By Chris Dawson December 13, 2011 - 12:25 am

I’ve heard of some suppliers being particularly difficult or even impossible to get accounts with, but today I was told a story of persistence which is pretty impressive.

The retailer in question placed a weekly phone call to a particular supplier and never even managed to get through to the contact they were trying to reach. As soon as they explained that they wanted to become a customer they were blanked.

This went on for a whole year. A weekly phone call that was rejected out of hand, so after a year they sent the manufacturer a “First Anniversary” card and mentioned that they’d really love to speak to the contact before the second anniversary.

It worked! Well, not quite – the lady in question was amused and intrigued enough with the anniversary card that she phoned the retailer the following day – She explained that due to there efforts they at least deserved to speak to her, but that there was still no way that they’d ever get an account.

After just another six months of persisting they eventually had their account!

What’s the hardest supplier or manufacturer have you ever had to deal with and what tactics did you use to get an account opened?

  • 10 years ago

    For me as a manufacturer its the other way round!

    Its very hard to get hold of big company’s buyers, their websites don’t have local telephone numbers that you can call from overseas to.
    And they don’t have email addresses, its all Form2mail these days.

    And if you do get to talk to them, it is very hard to get any interest in a new product.

    I don’t know why some companies employ buyers!

  • Stuart
    10 years ago

    I wouldn’t bother chasing! If they don’t want my business I am sure there will be 100 other people that might!

    When we first started out we wanted to sell other peoples brands and because we sold online no one wanted to know us! I was so tired of this we started our own brands instead.

    Now we make more money and don’t have to compete with other people selling the brands at low prices that you can never seem to match.

    Coming from the other side of being a buyer for a large group. You have to remember that the phone and emails would never stop with someone calling you about something they wanted to sell you! It is really hard to break into larger companies so my tip would be to start of small and work your way up, once you are in a few good independents you will get noticed, that was often they way I would find new suppliers!

  • James
    10 years ago

    Suppliers we contacted only wanted online outlets who also had a bricks and mortar shop to sell their products.

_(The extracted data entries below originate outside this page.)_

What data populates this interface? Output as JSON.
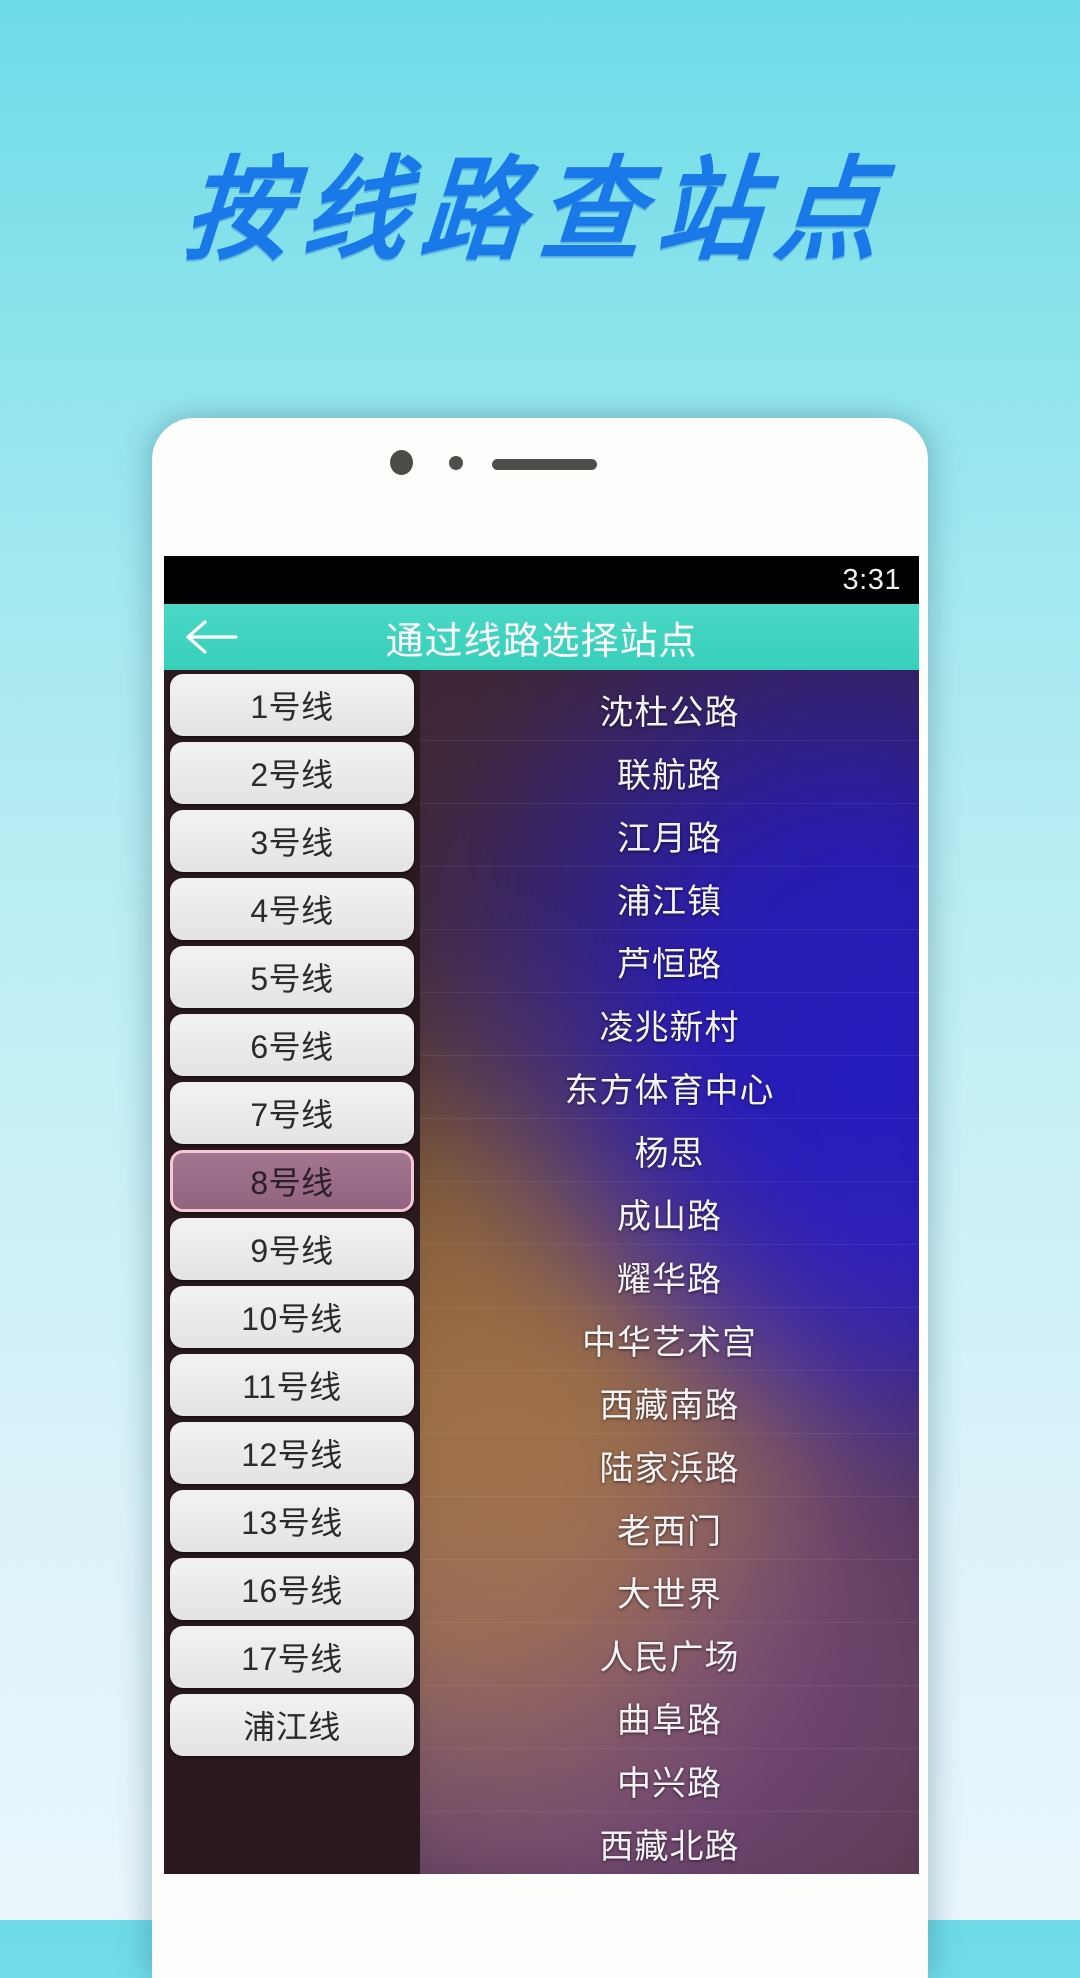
{
  "promo": {
    "title": "按线路查站点"
  },
  "colors": {
    "background_top": "#6ddbe8",
    "background_bottom": "#eaf6fc",
    "promo_title": "#1a79e8",
    "header_teal": "#3fd3be",
    "selected_line_fill": "#9a6c87",
    "selected_line_border": "#f6c6d3",
    "line_button_fill": "#eaeaea",
    "status_bar": "#000000"
  },
  "phone": {
    "bezel": {
      "camera_icon": "camera-dot-icon",
      "sensor_icon": "sensor-dot-icon",
      "speaker_icon": "speaker-bar-icon"
    }
  },
  "status_bar": {
    "time": "3:31"
  },
  "app_header": {
    "back_icon": "back-arrow-icon",
    "title": "通过线路选择站点"
  },
  "line_list": {
    "selected_index": 7,
    "items": [
      {
        "label": "1号线"
      },
      {
        "label": "2号线"
      },
      {
        "label": "3号线"
      },
      {
        "label": "4号线"
      },
      {
        "label": "5号线"
      },
      {
        "label": "6号线"
      },
      {
        "label": "7号线"
      },
      {
        "label": "8号线"
      },
      {
        "label": "9号线"
      },
      {
        "label": "10号线"
      },
      {
        "label": "11号线"
      },
      {
        "label": "12号线"
      },
      {
        "label": "13号线"
      },
      {
        "label": "16号线"
      },
      {
        "label": "17号线"
      },
      {
        "label": "浦江线"
      }
    ]
  },
  "station_list": {
    "items": [
      {
        "name": "沈杜公路"
      },
      {
        "name": "联航路"
      },
      {
        "name": "江月路"
      },
      {
        "name": "浦江镇"
      },
      {
        "name": "芦恒路"
      },
      {
        "name": "凌兆新村"
      },
      {
        "name": "东方体育中心"
      },
      {
        "name": "杨思"
      },
      {
        "name": "成山路"
      },
      {
        "name": "耀华路"
      },
      {
        "name": "中华艺术宫"
      },
      {
        "name": "西藏南路"
      },
      {
        "name": "陆家浜路"
      },
      {
        "name": "老西门"
      },
      {
        "name": "大世界"
      },
      {
        "name": "人民广场"
      },
      {
        "name": "曲阜路"
      },
      {
        "name": "中兴路"
      },
      {
        "name": "西藏北路"
      }
    ]
  }
}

    We gave them our sales forecast and told them how we would become one of the countries largest accounts, they still said no.

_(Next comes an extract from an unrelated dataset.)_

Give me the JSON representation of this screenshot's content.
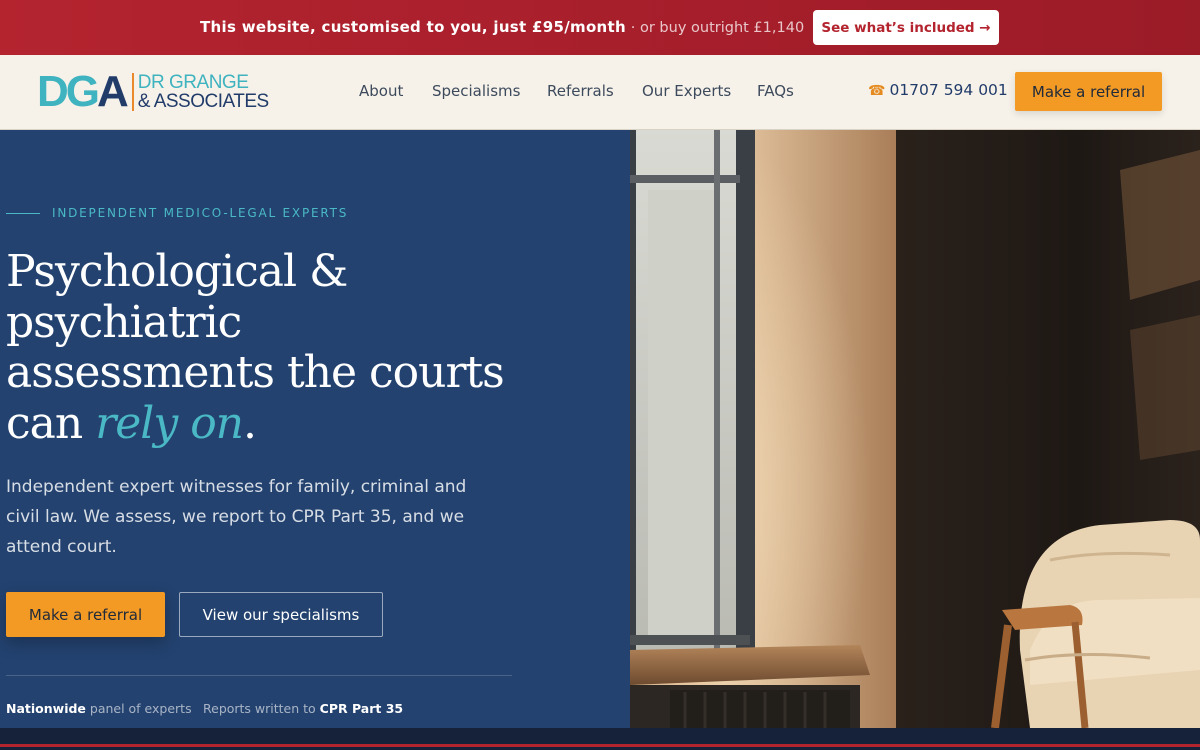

    In the end we spent a few days turning the reception area of our warehouse into a shop/showroom and then applied for the account. We had the account granted and have since become the largest dealer in our area and one of the top in the country. We also closed our shop/showroom shortly after.

    Our area sales manager will not come and see us as he knows we are breaking the rules, their company policy states that if the shop closes the account must close. They have got to the point where they cannot afford to lose the business we generate, so they turn a blind eye.

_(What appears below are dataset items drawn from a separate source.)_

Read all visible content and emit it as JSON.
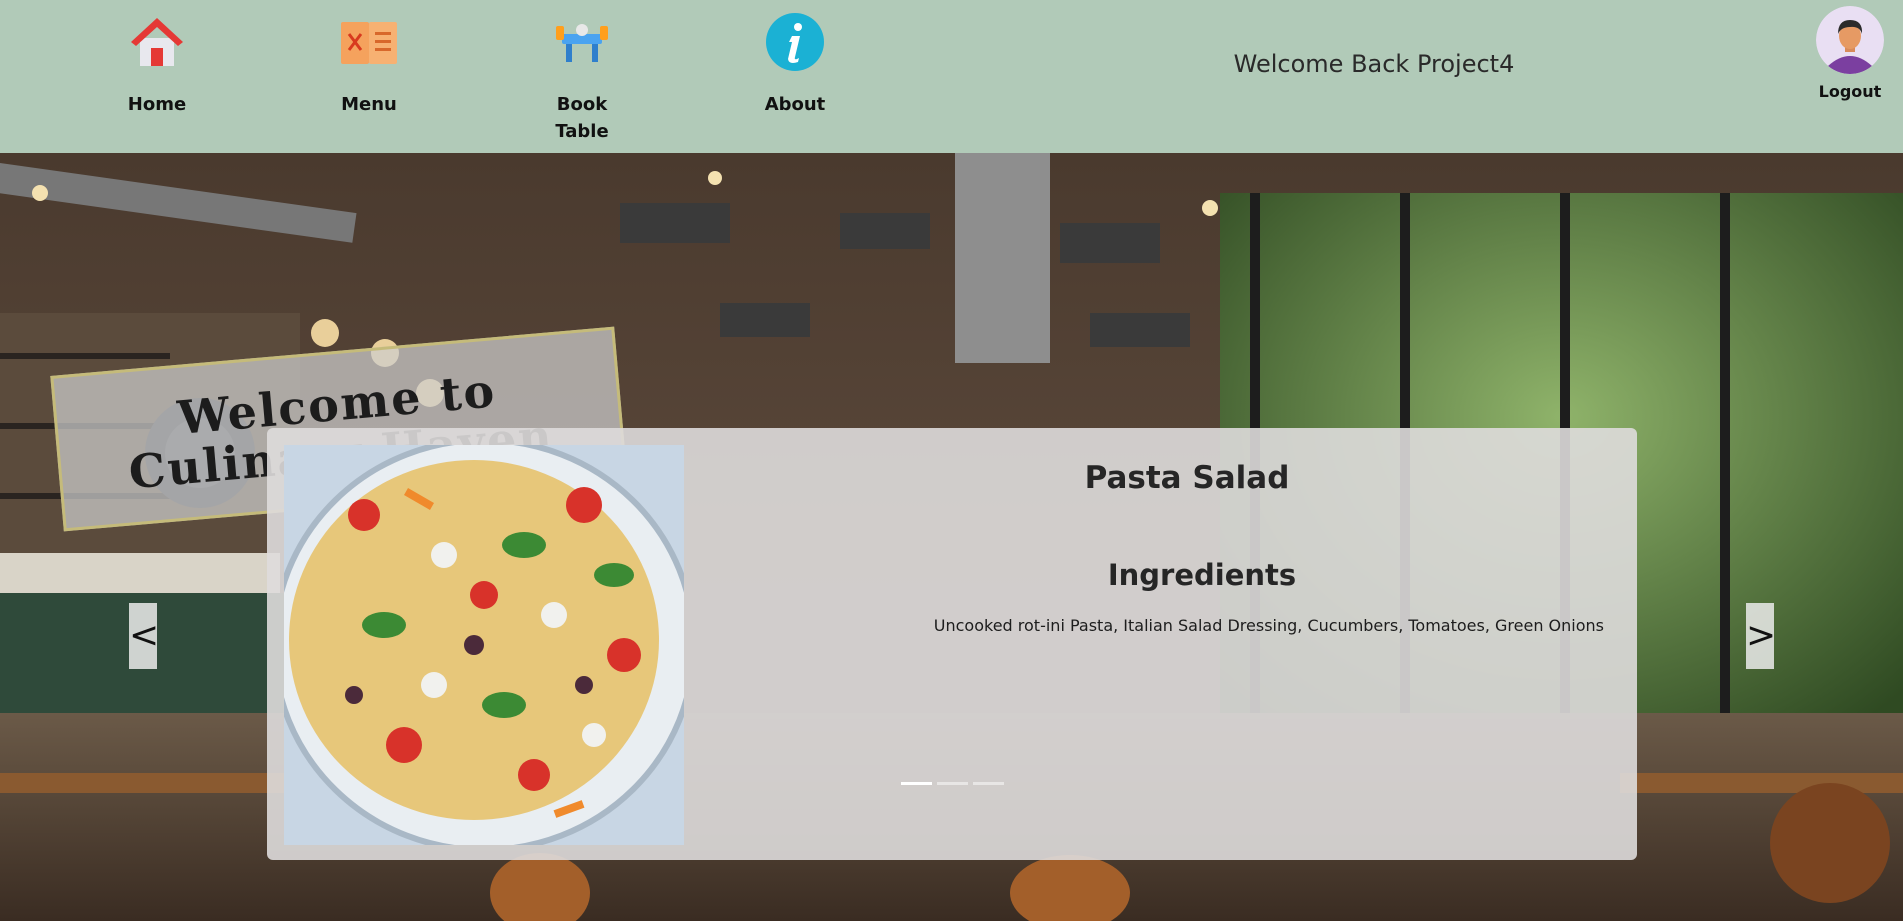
{
  "nav": {
    "items": [
      {
        "label": "Home",
        "icon": "home-icon"
      },
      {
        "label": "Menu",
        "icon": "menu-icon"
      },
      {
        "label": "Book Table",
        "icon": "book-table-icon"
      },
      {
        "label": "About",
        "icon": "info-icon"
      }
    ]
  },
  "header": {
    "welcome": "Welcome Back Project4",
    "logout_label": "Logout",
    "avatar_icon": "avatar-icon",
    "background_color": "#b1cab8"
  },
  "hero": {
    "sign_text": "Welcome to Culinary Haven"
  },
  "carousel": {
    "title": "Pasta Salad",
    "ingredients_heading": "Ingredients",
    "ingredients": "Uncooked rot-ini Pasta, Italian Salad Dressing, Cucumbers, Tomatoes, Green Onions",
    "prev_label": "<",
    "next_label": ">",
    "slide_count": 3,
    "active_slide": 1
  }
}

    If you can generate enough business for anyone they will bend a rule or two.

  • Chris
    10 years ago

    This is not a new problem. It goes back long before the Internet. I was the Company Accountant. In the division of responsibilities the Production Manager was supposed to see all Suppliers Reps. But as he was already working at 110% I had “adopted” (with his full agreement)this responsibility.

    One day a rep called on spec and was shown into my Office. He explained that he had been calling on Companies all day and I was the first who would see him.

    I asked him to go through his Catalogue and I soon identified a product that had the potential to sort out a problem that we had in the factory. I took him through to the Shop Floor and introduced him to the Supervisor with the problem. He demonstrated it and the Supervisor was very enthusiastic so we placed an order.

    I left the Company a while later and one day in the street I saw the Supervisor and asked her about this rep and his product. Not only was he still supplying that product but several others as well. All of our problems had been sorted. Yet everywhere else he had called had refused to see him yet they probably also had problems that they had failed to sort.

    I always made it a rule to always see reps. I had a cartoon on my desk of a King in full armour on his horse about to go into battle with sword and shield etc. A Courtier is trying to attract his attention. The King is saying “I have no time to see any crazy salesman I have a battle to fight”. The “Crazy” Salesman is selling Heavy Machine Guns!!. I always explained that I was looking for the Salesman selling Heavy Machine Guns and with the above Salesman obviously I found one.